Internet single (2013)
Armed with horns and thistles Prince skips across a bog of squelchy bass to suggest you keep your boyfriend away from him so he can take responsibility for where you sleep tonight. A cockerel collecting conquests. Male ego in war dress. Sold through his 3rdeyegirl site and labelled as a demo this sleek funk number is slow and sparse but with intricate playfulness happening between the beats. This offsets the lacklustre pick-up artistry of the lyrics which sound both creepy and bored. Lothario on auto pilot. Although the line “With the deepest mark of magic. My name upon your walls.” sounds like an incantation worthy of Calypso.

474: The P

Unreleased (1992)
Prince takes a Bomb Squad-style beat and rolls it into a scampish ball with his signature synths and the hoover sound from Human Resource’s Dominator. Ahhh that hoover sound – very much the sound of my teenage rave years and The P was written for the similarly adolescent Tevin Campell but not included on his album, presumably because the longform title is The Penis and is about somebody hitting on girls in a club asking them how many ways can they work his phallus. Admittedly that’s the context of a large percentage of R&B but generally handled with a soupçon more innuendo than “I waste no time when I take her 2 the booth, I say ‘oh, u wanna be with me, how many ways can u work the P?” Yeah, the lyrics don’t bear close scrutiny but the overall result is the uncontrollable id of a 15 year-old scallywag, grabbing it’s crotch and firing off single entendres in a bid to appear worldly – similar to Kendrick Lamar’s Backseat Freestyle. It sounds like the teenage offspring of Daddy Pop and I just want to ruffle its hair.

478: Play

Unreleased (1990)
Doubling down on the play euphemism familiar in songs like Controversy and Play in the Sunshine, this track from the vault is a deceptive beast – summery pop with an atavistic darkness lurking within.

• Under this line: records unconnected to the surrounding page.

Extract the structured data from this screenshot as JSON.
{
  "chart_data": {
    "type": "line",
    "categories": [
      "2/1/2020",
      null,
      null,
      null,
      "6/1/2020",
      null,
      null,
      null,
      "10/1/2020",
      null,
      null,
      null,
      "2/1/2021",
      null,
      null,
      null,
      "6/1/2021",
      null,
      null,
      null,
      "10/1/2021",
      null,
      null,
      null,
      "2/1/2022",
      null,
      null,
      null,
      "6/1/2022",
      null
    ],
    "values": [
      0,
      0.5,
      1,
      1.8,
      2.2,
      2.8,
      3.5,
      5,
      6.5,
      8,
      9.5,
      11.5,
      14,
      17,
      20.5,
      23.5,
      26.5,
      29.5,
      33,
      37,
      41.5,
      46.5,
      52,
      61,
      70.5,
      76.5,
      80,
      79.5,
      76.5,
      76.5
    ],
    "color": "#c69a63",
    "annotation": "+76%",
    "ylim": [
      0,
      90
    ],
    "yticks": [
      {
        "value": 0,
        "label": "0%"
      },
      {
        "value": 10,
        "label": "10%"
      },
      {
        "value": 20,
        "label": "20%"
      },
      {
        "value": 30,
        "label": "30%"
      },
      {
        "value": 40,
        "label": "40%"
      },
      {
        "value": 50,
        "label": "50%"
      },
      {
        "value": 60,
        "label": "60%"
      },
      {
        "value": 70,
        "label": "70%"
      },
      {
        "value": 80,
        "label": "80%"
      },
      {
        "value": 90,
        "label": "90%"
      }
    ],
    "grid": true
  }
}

A wolf in sheep’s beachwear. You can feel the beat physically panting as it projects an X-rated screening of The Warriors, with Prince prowling the streets, beer bottles on fingertips, howling into the night. A lupine boogie monster picking off the village’s daughters. In the second verse when the jaunty guitars and handclaps melt away leaving only an a cappella “I wanna kiss you, more or less” refrain, the raw, white-hot desire that courses through Play’s veins is exposed and a volley of “I wanna”s light up a monomaniacal internal dialogue before exploding in a snarling, skyward scream to Ishtar. Play in the Sunshine it’s not.

484: Your Love is So Hard

Unreleased (1989)
A Batman-era outtake. Sparse and raw but a fantastic framework with a great chorus. The sample machine overfloweth, creating a cutlery-drawer sound that’s as awkward and disjointed as folding a fitted sheet, but keeping an upbeat, quirky character that could be mistaken for Art of Noise (a group who scored a hit with a cover of Kiss the previous year). Here Prince is once again the spurned lover wanting to know Why You Wanna Treat Me So Bad but this time he likes it. The third verse starts in a similar way to Batdances “Hey Ducky…” and certainly this track wouldn’t sound out of place on the Batman soundtrack – in fact I’ll go as far as to say that if it had replaced the woeful Arms of Orion no doubt the album would ascend a few rankings in the general consensus. Instead Your Love Is So hard has to live forever in the vault, regretting it’s dateline tattoo of 1989 and secretly enjoying the neglect.